With four kids, alone time with any of them is pretty rare. Plus I'm always in a hurry to get someplace and always have ten million things to do. I try to remember to appreciate small moments that give me the opportunity to be with one of them...a short drive, a conversation while the other kids are still asleep, a cuddle after a bad dream...these moments add up to knowing my kids a little better. They still want to be with me, and those days are probably numbered, so I better take full advantage of them. If I'm not completely present in their lives, I'll wake up one day and they'll all be married or off to college and I won't know what hit me. I guess that is going to happen regardless, but I have to believe it'll be better for all of us if we create lots of memories together along the way, even small ones.

Old Man Winter

Although I recently made mention that I need to spend more time out in the "real world", the fact is, it's winter in Michigan. My baby girl has been sick since Christmastime. I'm tired and cold.  I just want to hibernate, or at least curl up on the couch and enjoy sedentary activities. Winter saps me dry of energy and motivation. Every year I simply cannot imagine going through the drudgery yet again.

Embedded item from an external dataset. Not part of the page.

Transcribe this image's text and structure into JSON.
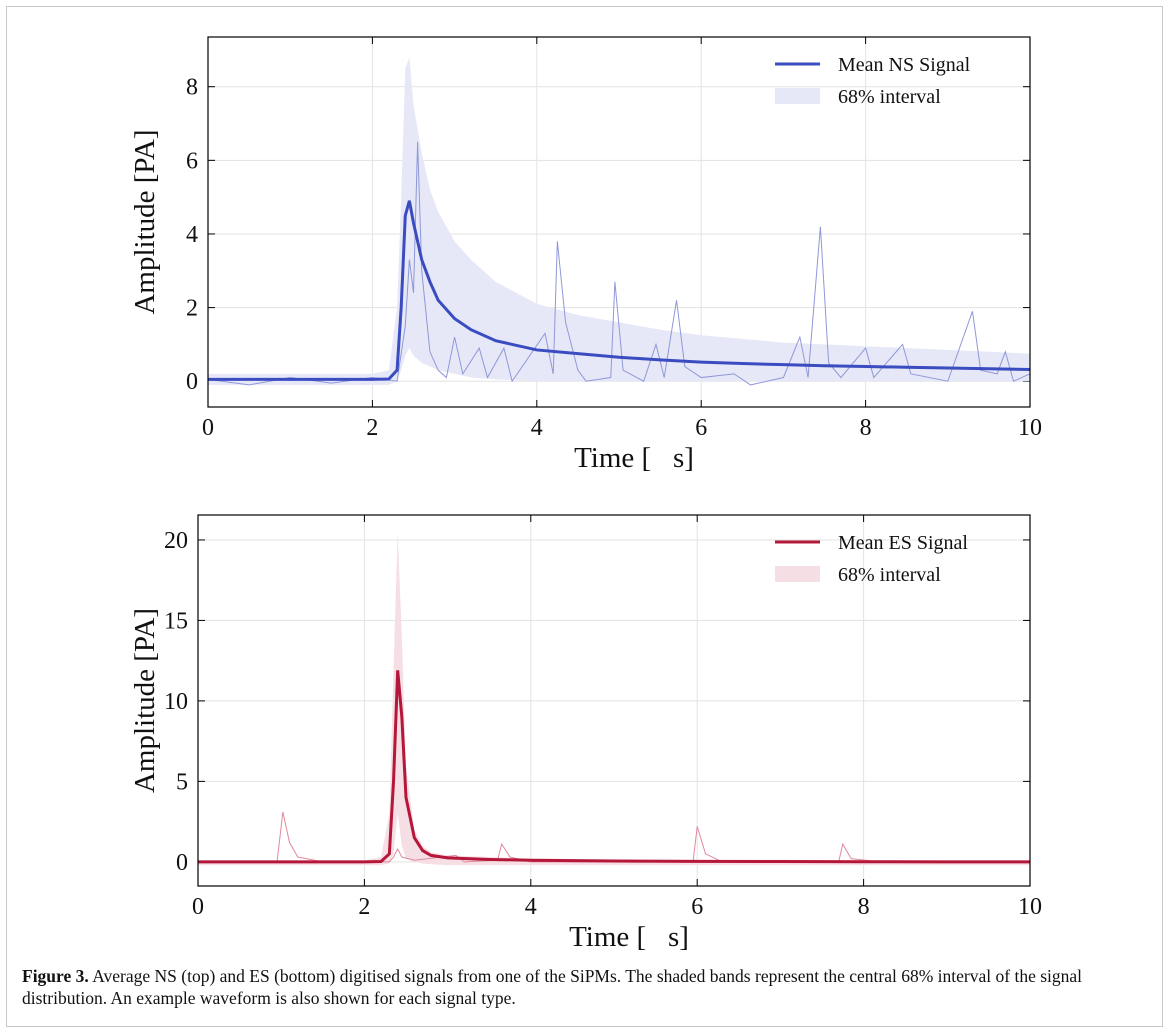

I haven't been a complete hermit. I do need to leave the house on a daily basis for my Mom's Taxi Service duties. The pediatrician's office has seen me with at least one kid on a weekly basis, sometimes more. I've met with friends a few times, and even had a pretty major date night with Chris on his birthday. I've got plans for this coming weekend too, and I'll be glad to get out of the house, despite the challenge of getting motivated to do it. It's not just about leaving the house, though. It's also about doing things, even everyday things like laundry and exercising. When I have a rare instance of gung ho enthusiasm, I am more often than not hindered by a sick, clingy baby who just wants to be held (and held...and held....).  Okay, I'll admit she always wants to be held pretty much constantly, but when she's not sick I don't feel as guilty about letting her fuss for a few while I get stuff done.

So here are some of the things I would like to do, if I weren't held back by winter blah's and involuntary attachment parenting. I would like to get some use out of my gym membership, or at least find time to work out at home every day. I would like to see my friends more. I would like to volunteer to help with my church's McWarm program (they invite the homeless into the church three days a week for meals, clean clothes, showers, etc.). I would like to go the library. I would like to make curtains for my bedroom. I would like to conquer the laundry. I would like to browse Macy's and try on clothes. I would like to pick up a few things at IKEA and eat meatballs for lunch while I'm at it. I would like to take the kids to Cranbrooke or the DIA or the Science Center. None of these are lofty goals, but I feel so tired thinking about any of them.